La democracia que conocemos es una construcción histórica por la cual hubo que recorrer un largo camino para que, por ejemplo, hombres sin recursos económicos y mujeres pudieran ejercer el derecho al voto, o para que se asumiera como derecho la libertad de expresión y de asociación, la formación de partidos políticos y la celebración de elecciones libres y competitivas.

En ese recorrido pudimos construir un modelo al que llamamos democracia representativa, esto es, un sistema donde existe una división relacional entre quienes tienen la titularidad del poder (los ciudadanos) y a quienes se les transfiere esa titularidad (los funcionarios públicos electos). El pueblo gobierna través de sus representantes.

Además de las elecciones la democracia representativa ha creado otros canales a través de los cuales los ciudadanos pueden influir en las decisiones de los gobernantes una vez éstos llegan al poder. Esas vías unas veces son impulsadas desde el Estado -consultas, plebiscitos, foros- y otras son promovidas desde los ciudadanos -denuncias, presiones, propuestas-; ninguna de las dos son excluyentes y ambas son buenas para la salud de la democracia, siempre que sean procesadas de manera coherente por parte de los representantes.

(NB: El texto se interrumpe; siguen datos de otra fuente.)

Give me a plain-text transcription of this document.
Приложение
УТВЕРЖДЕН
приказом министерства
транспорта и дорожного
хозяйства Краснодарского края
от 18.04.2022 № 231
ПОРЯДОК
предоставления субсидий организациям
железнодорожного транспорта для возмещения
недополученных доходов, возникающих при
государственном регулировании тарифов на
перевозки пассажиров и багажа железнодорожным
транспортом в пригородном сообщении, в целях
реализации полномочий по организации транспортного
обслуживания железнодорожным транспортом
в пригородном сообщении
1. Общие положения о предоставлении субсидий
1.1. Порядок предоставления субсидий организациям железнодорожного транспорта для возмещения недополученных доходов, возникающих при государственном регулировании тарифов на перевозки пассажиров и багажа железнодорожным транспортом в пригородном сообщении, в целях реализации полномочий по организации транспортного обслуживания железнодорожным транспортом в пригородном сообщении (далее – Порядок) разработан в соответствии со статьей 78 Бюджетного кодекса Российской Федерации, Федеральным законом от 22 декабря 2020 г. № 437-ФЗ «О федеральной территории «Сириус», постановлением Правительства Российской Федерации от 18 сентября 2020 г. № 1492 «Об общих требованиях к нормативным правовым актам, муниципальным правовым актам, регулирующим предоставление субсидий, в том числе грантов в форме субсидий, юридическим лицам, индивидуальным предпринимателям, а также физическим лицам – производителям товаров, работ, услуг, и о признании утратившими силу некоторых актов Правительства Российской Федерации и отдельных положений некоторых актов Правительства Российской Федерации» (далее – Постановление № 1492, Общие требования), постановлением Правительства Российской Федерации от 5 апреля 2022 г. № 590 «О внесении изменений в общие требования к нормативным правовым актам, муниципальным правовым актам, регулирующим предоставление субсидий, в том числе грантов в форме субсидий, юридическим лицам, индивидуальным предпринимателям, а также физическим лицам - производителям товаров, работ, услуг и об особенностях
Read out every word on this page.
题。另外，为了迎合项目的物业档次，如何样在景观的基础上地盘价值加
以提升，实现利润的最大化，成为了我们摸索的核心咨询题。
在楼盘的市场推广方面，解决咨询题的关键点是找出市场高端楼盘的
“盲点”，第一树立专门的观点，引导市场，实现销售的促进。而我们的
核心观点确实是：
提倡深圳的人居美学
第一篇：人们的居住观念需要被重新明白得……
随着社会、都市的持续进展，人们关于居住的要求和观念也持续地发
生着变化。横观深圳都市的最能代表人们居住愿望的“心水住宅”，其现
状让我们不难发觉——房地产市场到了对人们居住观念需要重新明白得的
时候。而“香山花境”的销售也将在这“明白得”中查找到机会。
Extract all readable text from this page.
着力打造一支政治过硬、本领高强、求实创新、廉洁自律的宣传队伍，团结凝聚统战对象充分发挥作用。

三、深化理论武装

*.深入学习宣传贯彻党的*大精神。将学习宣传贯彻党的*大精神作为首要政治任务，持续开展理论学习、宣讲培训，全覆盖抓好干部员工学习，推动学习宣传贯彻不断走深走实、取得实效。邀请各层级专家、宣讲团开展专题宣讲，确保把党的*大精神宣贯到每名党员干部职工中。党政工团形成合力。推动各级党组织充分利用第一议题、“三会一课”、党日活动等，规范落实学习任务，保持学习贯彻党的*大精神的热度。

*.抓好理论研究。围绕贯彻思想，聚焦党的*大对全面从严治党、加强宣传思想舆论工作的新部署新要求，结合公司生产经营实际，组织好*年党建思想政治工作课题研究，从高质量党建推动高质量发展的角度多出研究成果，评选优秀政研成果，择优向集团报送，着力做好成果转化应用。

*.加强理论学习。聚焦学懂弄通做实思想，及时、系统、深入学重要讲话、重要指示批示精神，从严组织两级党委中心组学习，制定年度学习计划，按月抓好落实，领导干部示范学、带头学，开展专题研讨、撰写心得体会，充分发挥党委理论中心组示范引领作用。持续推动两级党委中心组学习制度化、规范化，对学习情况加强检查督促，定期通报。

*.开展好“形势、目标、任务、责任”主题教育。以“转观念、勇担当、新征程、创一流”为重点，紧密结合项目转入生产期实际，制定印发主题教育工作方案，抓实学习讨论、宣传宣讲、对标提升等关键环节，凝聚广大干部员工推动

Ahora bien, para que una política pública sea aceptada como tal no basta con hacer consultas, foros y congresos, sino que tiene que contar con la voluntad política, el respaldo normativo y el apoyo de los poderes públicos constituidos.

Sucede que nuestros gobiernos con frecuencia olvidan que fueron electos para desarrollar políticas públicas que respondan a las necesidades y aspiraciones de los ciudadanos, y sólo ellos (aunque hagan todas las consultas necesarias a la ciudadanía), amparados en las leyes, pueden darle carta de obligatoriedad a tal o cual política. Así, no es raro encontrar funcionarios y gobernantes que frente a las exigencias ciudadanas por una determinada política se escudan en el argumento de que todos somos responsables, y convocan a foros cuyos resultados pocas veces son tenidos en cuenta.

Por ejemplo, el argumento esgrimido para no cumplir con la ley que otorga el 4 % para la educación es que hay que mejorar la calidad de la ejecución de los recursos, pero: ¿quién es el principal responsable de mejorar esos mecanismos? ¿Quién es el responsable de investigar y someter ante la justicia a un funcionario "corrupto patológico", o a los que gastan millones en tarjetas de crédito y encima no pagan la energía eléctrica que consumen en sus hogares? ¿Puede un ciudadano someter a la justicia a un funcionario que ahuyenta la inversión extranjera debido a que "si no le dan lo de él" no hay permiso para instalar tal y cual firma? ¿Quién es el que debe presentar a los ciudadanos un plan de ordenamiento de tránsito vehicular? ¿Quién es el que debe hacer cumplir la ley cuando un militar de alto rango, un funcionario o a un ciudadano común viola las señales de tráfico? ¿Puede un ciudadano llevar a juicio político a un diputado que golpea a su esposa o que no cumple con la manutención de sus hijos? ¿Puede un ciudadano impedir que un vehículo del Estado sea usado en campaña?

Los ciudadanos pueden contribuir a través de propuestas, denuncias, reclamos, e incluso participando junto al Estado en el desarrollo de determinadas políticas públicas, pero quien tiene el mandato del pueblo y la obligatoriedad que le confiere la ley para desarrollar políticas públicas universales y eficientes es el Estado. Para ello la sociedad paga a sus funcionarios, y con los impuestos de todos se les asignan vehículos y se habilitan sus oficinas con líneas telefónicas, fax y luz.

En estos treinta y tres años de proceso democrático hemos avanzado como sociedad y como Estado, pero si nos comparamos con otras naciones con menor crecimiento económico que nosotros no estamos para tirar cohetes al aire. A lo que aspiramos es a tener un Estado más eficaz y eficiente en el uso de los recursos públicos, que sea garante de la legalidad y no su principal impostor; un Estado que proteja de manera preferencial a los que menos recursos tienen para vivir con dignidad; un Estado con menos funcionarios públicos sin funciones –los famosos "come cheques"-. Necesitamos políticos que recuperen la dignidad de la política, que vivan de la política pero sin aprovecharse de ella para beneficio personal y de los de su grupo; que con sus acciones nos hagan sentir orgullosos de ellos y del país; que nos ayuden a recuperar la esperanza en una sociedad más equitativa, menos violenta y más comprometida con lo público. En fin, necesitamos una República Dominicana con más y mejor democracia, y para ello necesitamos más y mejor Estado.